Read Kade’s full article here.


CeCe McDonald is a prison abolition and trans rights activist who made international headlines in 2012 after she was attacked outside a bar in Minneapolis, stabbed her attacker in self-defence, and was sentenced for manslaughter. Her story – which eventually led to Free CeCe!, a documentary directed by Jacqueline Gares and produced by Laverne Cox, after her release in 2014 – drew much-needed attention to the disproportionate violence and injustice that trans women of colour face in the US and beyond. In an interview, she reveals the conditions that lead to the incarceration of trans individuals – in a world that doesn’t try to keep them safe.

“I want to know where the jobs are that y’all claim to be creating? Why is there still a lack of positions for trans women and nonbinary folk? Why isn’t there training on how to respect someone at their workplace? People see Laverne Cox and Janet Mock on TV, all these new trans figures in society, and they think everybody has it like that. But that’s a small portion of a large community.”

Read the full interview with CeCe here.


Maya Little is a history PhD student at the University of North Carolina who, last spring, poured red ink and blood on ‘Silent Sam’, a Confederate soldier statue at her college. Here, she writes of the wider movement that protest represented, issuing a rallying cry for the power of black queer women’s liberation everywhere.

“Anywhere we turn in America, we see resistance led by those at the very margins – like the black trans women who picked up bricks at Stonewall. And what we see is direct action from a place of transformation, striking at the roots of an unequal society instead of pushing reformism.”

Read Maya’s full article here.


Morgan M Page is a Canadian historian, writer and artist based in London, England. She currently hosts the trans history podcast, One From the Vaults. In her response to Chelsea’s question, she tells the story of one of these forgotten women her podcast often highlights: artist and activist Mirha-Soleil Ross.

“Throughout her tenure as an activist and artist, Ross consistently pushed at the limits of the LGBTQ+ movement, prodding it to consider its relation to sex workers, indigenous communities and the very fate of the planet itself. As our world teeters on the brink of not only fascism but full ecological collapse, her words bear a terrible relevance for all of us today.”

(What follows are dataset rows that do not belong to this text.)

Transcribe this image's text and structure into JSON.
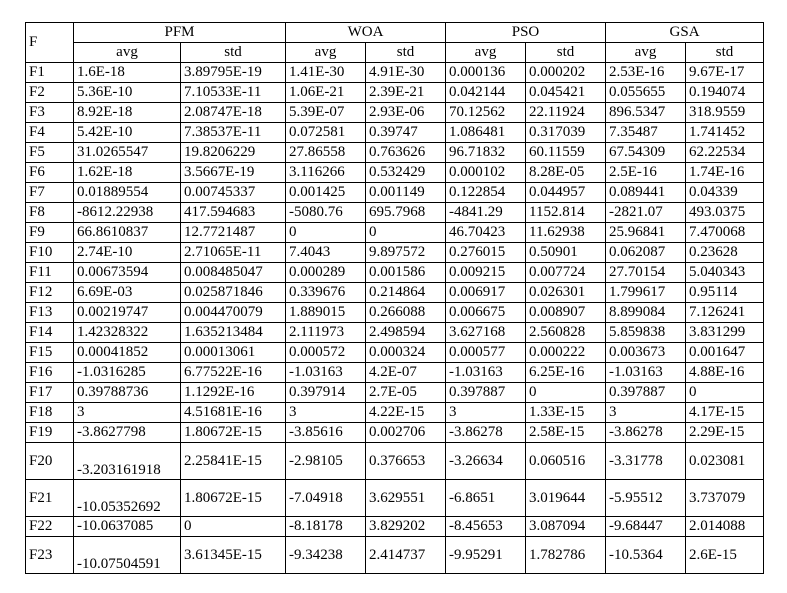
{
  "table": {
    "header": {
      "corner": "F",
      "groups": [
        "PFM",
        "WOA",
        "PSO",
        "GSA"
      ],
      "subheaders": [
        "avg",
        "std",
        "avg",
        "std",
        "avg",
        "std",
        "avg",
        "std"
      ]
    },
    "rows": [
      [
        "F1",
        "1.6E-18",
        "3.89795E-19",
        "1.41E-30",
        "4.91E-30",
        "0.000136",
        "0.000202",
        "2.53E-16",
        "9.67E-17"
      ],
      [
        "F2",
        "5.36E-10",
        "7.10533E-11",
        "1.06E-21",
        "2.39E-21",
        "0.042144",
        "0.045421",
        "0.055655",
        "0.194074"
      ],
      [
        "F3",
        "8.92E-18",
        "2.08747E-18",
        "5.39E-07",
        "2.93E-06",
        "70.12562",
        "22.11924",
        "896.5347",
        "318.9559"
      ],
      [
        "F4",
        "5.42E-10",
        "7.38537E-11",
        "0.072581",
        "0.39747",
        "1.086481",
        "0.317039",
        "7.35487",
        "1.741452"
      ],
      [
        "F5",
        "31.0265547",
        "19.8206229",
        "27.86558",
        "0.763626",
        "96.71832",
        "60.11559",
        "67.54309",
        "62.22534"
      ],
      [
        "F6",
        "1.62E-18",
        "3.5667E-19",
        "3.116266",
        "0.532429",
        "0.000102",
        "8.28E-05",
        "2.5E-16",
        "1.74E-16"
      ],
      [
        "F7",
        "0.01889554",
        "0.00745337",
        "0.001425",
        "0.001149",
        "0.122854",
        "0.044957",
        "0.089441",
        "0.04339"
      ],
      [
        "F8",
        "-8612.22938",
        "417.594683",
        "-5080.76",
        "695.7968",
        "-4841.29",
        "1152.814",
        "-2821.07",
        "493.0375"
      ],
      [
        "F9",
        "66.8610837",
        "12.7721487",
        "0",
        "0",
        "46.70423",
        "11.62938",
        "25.96841",
        "7.470068"
      ],
      [
        "F10",
        "2.74E-10",
        "2.71065E-11",
        "7.4043",
        "9.897572",
        "0.276015",
        "0.50901",
        "0.062087",
        "0.23628"
      ],
      [
        "F11",
        "0.00673594",
        "0.008485047",
        "0.000289",
        "0.001586",
        "0.009215",
        "0.007724",
        "27.70154",
        "5.040343"
      ],
      [
        "F12",
        "6.69E-03",
        "0.025871846",
        "0.339676",
        "0.214864",
        "0.006917",
        "0.026301",
        "1.799617",
        "0.95114"
      ],
      [
        "F13",
        "0.00219747",
        "0.004470079",
        "1.889015",
        "0.266088",
        "0.006675",
        "0.008907",
        "8.899084",
        "7.126241"
      ],
      [
        "F14",
        "1.42328322",
        "1.635213484",
        "2.111973",
        "2.498594",
        "3.627168",
        "2.560828",
        "5.859838",
        "3.831299"
      ],
      [
        "F15",
        "0.00041852",
        "0.00013061",
        "0.000572",
        "0.000324",
        "0.000577",
        "0.000222",
        "0.003673",
        "0.001647"
      ],
      [
        "F16",
        "-1.0316285",
        "6.77522E-16",
        "-1.03163",
        "4.2E-07",
        "-1.03163",
        "6.25E-16",
        "-1.03163",
        "4.88E-16"
      ],
      [
        "F17",
        "0.39788736",
        "1.1292E-16",
        "0.397914",
        "2.7E-05",
        "0.397887",
        "0",
        "0.397887",
        "0"
      ],
      [
        "F18",
        "3",
        "4.51681E-16",
        "3",
        "4.22E-15",
        "3",
        "1.33E-15",
        "3",
        "4.17E-15"
      ],
      [
        "F19",
        "-3.8627798",
        "1.80672E-15",
        "-3.85616",
        "0.002706",
        "-3.86278",
        "2.58E-15",
        "-3.86278",
        "2.29E-15"
      ],
      [
        "F20",
        "-3.203161918",
        "2.25841E-15",
        "-2.98105",
        "0.376653",
        "-3.26634",
        "0.060516",
        "-3.31778",
        "0.023081"
      ],
      [
        "F21",
        "-10.05352692",
        "1.80672E-15",
        "-7.04918",
        "3.629551",
        "-6.8651",
        "3.019644",
        "-5.95512",
        "3.737079"
      ],
      [
        "F22",
        "-10.0637085",
        "0",
        "-8.18178",
        "3.829202",
        "-8.45653",
        "3.087094",
        "-9.68447",
        "2.014088"
      ],
      [
        "F23",
        "-10.07504591",
        "3.61345E-15",
        "-9.34238",
        "2.414737",
        "-9.95291",
        "1.782786",
        "-10.5364",
        "2.6E-15"
      ]
    ]
  }
}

Read Morgan’s full article here.


Comrade Alyssa is a black trans woman and political prisoner who has been incarcerated for over a decade. She is currently being held at a state men’s prison in Maryland, but you can follow her Twitter account and contribute to her GoFundMe. Here, she writes a letter about the Attica prison uprising of 1971, and the lessons it should teach us.

“(The prison authorities) realised they were in control of 80 per cent of the prison population, but continued to institute distrust and disunity amongst those prisoners they feared and could not control. In this way, they were able to keep prisoners killing each other for four decades and, 40 years after Attica was opened, they created the perfect conditions for the deadliest prison uprising in American history.”

Read Comrade Alyssa’s full article here.


Kimberley O’Donnell is national communications manager with Black and Pink, the US prison abolitionist organisation supporting LGBTQ and HIV-positive prisoners. She is currently focused on creating a more engaging and effective pen pal program for all members. O'Donnell is also an author and poet, and you can learn more about her works here. For Dazed, she writes on the importance of writing letters to prisoners.

“Forced isolation is a deeply inhumane experience. By nature, humans are most enriched when they have access to communal places which amplify all personhoods. When individuals are confined to locked spaces, especially ones where communities rooted in LGBTQ+ identities are not seen as sacred, there is a rift that produces a painful void.”